Ne lui dites pas qu’il a quitté la Compagnie de Jésus et l’École freudienne, il vous dira que ce sont elles qui l’ont quitté. Éternel dissident de 92 ans, François Roustang reste un franc-tireur expert en esquives, pirouettes et paradoxes qui refuse les techniques et les opinions définitives. Son triptyque La Fin de la plainte, Il suffit d’un geste et Savoir attendre est réédité sous le titre général Jamais contre, d’abord (Odile Jacob, 2015).
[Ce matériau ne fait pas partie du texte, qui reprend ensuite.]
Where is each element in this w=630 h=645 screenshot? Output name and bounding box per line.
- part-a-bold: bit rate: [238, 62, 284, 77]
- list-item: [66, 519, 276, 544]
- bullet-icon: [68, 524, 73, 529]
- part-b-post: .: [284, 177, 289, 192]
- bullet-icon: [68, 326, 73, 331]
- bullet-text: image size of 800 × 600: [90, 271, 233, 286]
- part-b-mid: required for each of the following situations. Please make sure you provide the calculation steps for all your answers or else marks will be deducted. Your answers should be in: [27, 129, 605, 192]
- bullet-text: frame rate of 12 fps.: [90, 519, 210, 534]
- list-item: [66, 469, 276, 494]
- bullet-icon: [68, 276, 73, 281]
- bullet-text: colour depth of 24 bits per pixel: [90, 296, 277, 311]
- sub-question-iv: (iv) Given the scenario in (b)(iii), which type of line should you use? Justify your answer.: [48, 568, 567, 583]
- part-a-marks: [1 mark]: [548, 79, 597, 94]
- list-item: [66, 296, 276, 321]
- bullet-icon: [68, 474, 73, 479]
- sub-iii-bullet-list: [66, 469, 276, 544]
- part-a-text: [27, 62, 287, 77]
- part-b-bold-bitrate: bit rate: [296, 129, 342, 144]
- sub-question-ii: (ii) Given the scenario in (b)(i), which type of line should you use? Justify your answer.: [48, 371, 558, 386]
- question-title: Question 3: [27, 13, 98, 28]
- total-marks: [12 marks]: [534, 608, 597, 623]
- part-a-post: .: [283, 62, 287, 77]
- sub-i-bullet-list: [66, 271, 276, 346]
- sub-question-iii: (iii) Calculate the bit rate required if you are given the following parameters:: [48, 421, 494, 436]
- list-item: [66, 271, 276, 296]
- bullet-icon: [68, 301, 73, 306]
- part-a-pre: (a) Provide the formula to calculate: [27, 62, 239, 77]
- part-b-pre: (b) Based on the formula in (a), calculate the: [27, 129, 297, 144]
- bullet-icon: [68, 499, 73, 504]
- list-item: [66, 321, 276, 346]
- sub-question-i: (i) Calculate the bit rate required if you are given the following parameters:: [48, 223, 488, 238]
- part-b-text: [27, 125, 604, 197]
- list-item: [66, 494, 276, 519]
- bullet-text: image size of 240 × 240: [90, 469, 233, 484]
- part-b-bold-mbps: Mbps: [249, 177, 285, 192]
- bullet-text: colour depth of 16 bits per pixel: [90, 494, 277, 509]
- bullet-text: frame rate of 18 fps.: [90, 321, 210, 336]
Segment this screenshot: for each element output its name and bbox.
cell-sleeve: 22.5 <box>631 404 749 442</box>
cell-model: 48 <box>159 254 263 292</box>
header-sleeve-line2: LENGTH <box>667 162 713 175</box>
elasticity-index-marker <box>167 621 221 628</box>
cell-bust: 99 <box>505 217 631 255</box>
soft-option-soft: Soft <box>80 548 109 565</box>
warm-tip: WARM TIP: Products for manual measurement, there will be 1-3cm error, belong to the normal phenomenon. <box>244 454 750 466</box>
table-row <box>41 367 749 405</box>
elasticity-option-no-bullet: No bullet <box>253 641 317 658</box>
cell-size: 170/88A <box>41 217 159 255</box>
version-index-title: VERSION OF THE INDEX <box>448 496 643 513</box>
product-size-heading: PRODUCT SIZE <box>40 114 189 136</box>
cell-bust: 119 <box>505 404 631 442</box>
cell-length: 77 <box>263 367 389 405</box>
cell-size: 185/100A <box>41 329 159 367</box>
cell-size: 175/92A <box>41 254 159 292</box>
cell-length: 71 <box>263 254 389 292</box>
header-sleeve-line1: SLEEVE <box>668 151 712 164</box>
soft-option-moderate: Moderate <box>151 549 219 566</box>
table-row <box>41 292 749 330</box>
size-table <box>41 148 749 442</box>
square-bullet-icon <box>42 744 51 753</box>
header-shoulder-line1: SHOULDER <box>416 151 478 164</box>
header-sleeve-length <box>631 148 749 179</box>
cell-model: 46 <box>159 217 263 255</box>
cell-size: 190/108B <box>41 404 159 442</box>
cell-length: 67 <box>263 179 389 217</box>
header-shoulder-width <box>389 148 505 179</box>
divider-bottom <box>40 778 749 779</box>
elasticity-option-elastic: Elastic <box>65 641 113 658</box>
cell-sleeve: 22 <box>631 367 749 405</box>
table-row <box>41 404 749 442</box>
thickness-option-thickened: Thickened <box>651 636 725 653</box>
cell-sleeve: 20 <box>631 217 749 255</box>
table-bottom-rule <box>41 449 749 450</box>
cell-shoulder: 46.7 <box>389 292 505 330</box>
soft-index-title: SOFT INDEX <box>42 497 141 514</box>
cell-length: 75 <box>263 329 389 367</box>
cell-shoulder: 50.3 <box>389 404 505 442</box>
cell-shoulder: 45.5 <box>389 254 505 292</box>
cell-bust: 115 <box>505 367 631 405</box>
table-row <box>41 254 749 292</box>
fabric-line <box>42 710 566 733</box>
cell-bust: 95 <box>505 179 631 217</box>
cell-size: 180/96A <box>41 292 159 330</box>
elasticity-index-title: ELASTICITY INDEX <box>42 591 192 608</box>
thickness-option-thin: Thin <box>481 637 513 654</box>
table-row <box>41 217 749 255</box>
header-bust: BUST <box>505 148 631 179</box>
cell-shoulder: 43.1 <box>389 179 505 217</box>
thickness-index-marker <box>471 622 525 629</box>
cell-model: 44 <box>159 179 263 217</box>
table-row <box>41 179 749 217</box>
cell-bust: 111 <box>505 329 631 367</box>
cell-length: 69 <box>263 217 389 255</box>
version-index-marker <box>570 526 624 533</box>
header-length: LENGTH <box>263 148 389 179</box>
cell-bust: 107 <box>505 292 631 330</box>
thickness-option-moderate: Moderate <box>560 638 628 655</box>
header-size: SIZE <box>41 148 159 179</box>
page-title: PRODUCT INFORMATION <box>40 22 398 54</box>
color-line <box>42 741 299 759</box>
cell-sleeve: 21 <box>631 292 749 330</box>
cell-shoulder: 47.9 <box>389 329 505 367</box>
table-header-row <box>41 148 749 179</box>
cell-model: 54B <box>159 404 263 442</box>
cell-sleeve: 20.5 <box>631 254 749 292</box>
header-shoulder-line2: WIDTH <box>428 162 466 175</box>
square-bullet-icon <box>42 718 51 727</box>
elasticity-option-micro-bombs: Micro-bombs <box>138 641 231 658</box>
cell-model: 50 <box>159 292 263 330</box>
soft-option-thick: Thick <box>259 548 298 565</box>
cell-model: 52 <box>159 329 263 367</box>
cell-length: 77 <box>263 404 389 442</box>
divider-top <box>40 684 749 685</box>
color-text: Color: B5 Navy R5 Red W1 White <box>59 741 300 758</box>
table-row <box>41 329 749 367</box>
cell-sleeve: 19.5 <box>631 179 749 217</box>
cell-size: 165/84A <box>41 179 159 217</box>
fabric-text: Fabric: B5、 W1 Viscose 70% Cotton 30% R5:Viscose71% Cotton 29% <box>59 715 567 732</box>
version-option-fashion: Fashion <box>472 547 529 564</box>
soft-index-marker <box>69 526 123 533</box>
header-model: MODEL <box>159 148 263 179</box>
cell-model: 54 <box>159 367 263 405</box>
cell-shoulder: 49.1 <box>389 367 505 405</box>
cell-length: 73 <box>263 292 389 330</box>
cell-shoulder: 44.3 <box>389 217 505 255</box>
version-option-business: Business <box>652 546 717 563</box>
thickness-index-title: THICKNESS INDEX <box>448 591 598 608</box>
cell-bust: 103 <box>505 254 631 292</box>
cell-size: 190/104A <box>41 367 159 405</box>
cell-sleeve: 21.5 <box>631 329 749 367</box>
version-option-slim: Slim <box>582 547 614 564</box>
Il y délivre la substantifique moelle de sa pratique de la psychothérapie : attention confiante à l’égard du patient, méfiance envers la technique et le langage même, intérêt pour le corps, abandon au lâcher-prise, autant d’éléments favorisés par l’hypnose… et encore, sans exclusive. « Chaque fois que l’on me demande de parler ou d’écrire sur ou à propos de ma pratique, je suis dans l’embarras, écrit-il. J’ai l’impression de ne rien tenir en réserve. Tout ce que je croyais avoir compris ou pensé n’est plus que du sable qui glisse entre mes doigts. » Heureusement, il en faudrait davantage pour nous dissuader de réaliser un entretien…
« Dès que pour la première fois nous ouvrons la porte à quelqu’un, on peut dire que les jeux sont faits », écrivez-vous. Cette règle est-elle valable pour toute rencontre, aussi bien pour une interview que pour une thérapie ? Le cas échéant, qu’est-ce qui s’est déjà joué entre nous ?
Beaucoup de choses. Lors d’une première rencontre, on sait si quelqu’un est accessible ou pas, si on va pouvoir avancer dans la relation, s’aventurer. Les premières impressions sont tout à fait capitales, y compris lors de la prise de contact dans un contexte thérapeutique : indépendamment du langage, l’inscription dans l’espace, la prestance, le corps, la voix, la vue déterminent la relation. Le thérapeute doit être d’une ouverture sans limite, ne porter par définition aucun jugement préalable, aucun diagnostic. Il doit toujours recevoir le patient comme si c’était la première fois, sans préjugé, afin même de lui laisser la possibilité de n’avoir rien tiré de la séance précédente, et de recommencer à zéro. Le plus important, c’est le moment où quelqu’un s’éveille à lui-même : pour que ce soit possible, ne l’enfermons pas dans du connu.
Vous dites qu’il faut voir le patient non comme un malade, mais comme un futur guéri. Comment cela ?
Tout à fait. Nous ne sommes pas des malades, nous sommes des maladroits. On ne sait pas s’y prendre. Le thérapeute doit engager le dynamisme du patient pour que lui-même résolve sa difficulté.